When a copy of the briefing paper came into the hands of British ufologist Timothy Good (who claimed an unnamed intelligence source had given it to him), Good announced as much to the British press. Moore and Shandera released their copy at the same time May 1987-and the result was furious controversy and massive publicity, including coverage in the New York Times and on ABC television's Nightline. The FBI launched a probe out of its offices in New York City and Los Angeles but was as unsuccessful as ufologists were in getting to the bottom of the matter. For technical reasons having to do with a suspicious signature and format problems, the document is believed to be a forgery by all but a few diehard defenders. The forger's motives and identity, however, remain as mysterious as do those of Moore's "birds."
The future of UFOlogy
Recent years have seen the growing professionalization of UFO study. This is partly the result of a natural maturation process, but it also has to do with the influx into ufology's ranks of social scientists and mental-health professionals intrigued by UFO-abduction experiences reported by apparently sane and sincere persons. In the early 1990s systematic work on the phenomenon commenced as efforts were made to determine whether such experiences were internally or externally generated.
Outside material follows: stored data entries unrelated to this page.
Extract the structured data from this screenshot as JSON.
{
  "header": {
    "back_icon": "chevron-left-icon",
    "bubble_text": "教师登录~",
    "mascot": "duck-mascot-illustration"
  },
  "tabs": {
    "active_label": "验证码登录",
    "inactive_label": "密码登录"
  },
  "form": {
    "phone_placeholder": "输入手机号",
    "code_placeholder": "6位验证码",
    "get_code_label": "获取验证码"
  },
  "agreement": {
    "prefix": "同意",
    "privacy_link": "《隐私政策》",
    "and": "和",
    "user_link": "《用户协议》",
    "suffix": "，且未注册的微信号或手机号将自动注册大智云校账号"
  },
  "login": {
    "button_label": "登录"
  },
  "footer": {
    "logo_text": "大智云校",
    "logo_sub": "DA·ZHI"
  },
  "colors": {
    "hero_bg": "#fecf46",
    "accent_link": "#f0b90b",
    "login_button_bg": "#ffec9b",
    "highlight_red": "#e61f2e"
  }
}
The psychosocial hypothesis still holds sway in Europe, though it has been challenged by a series of spectacular radar/visual cases in Belgium between 1989 and 1990. In America, interest in coverups, crashes, and the extraterrestrial hypothesis continues, with new discoveries, documents, rumors, and stories surfacing regularly. Whether or not it succeeds in making its case or in settling its disagreements, ufology has unquestionably entered what may be its liveliest period.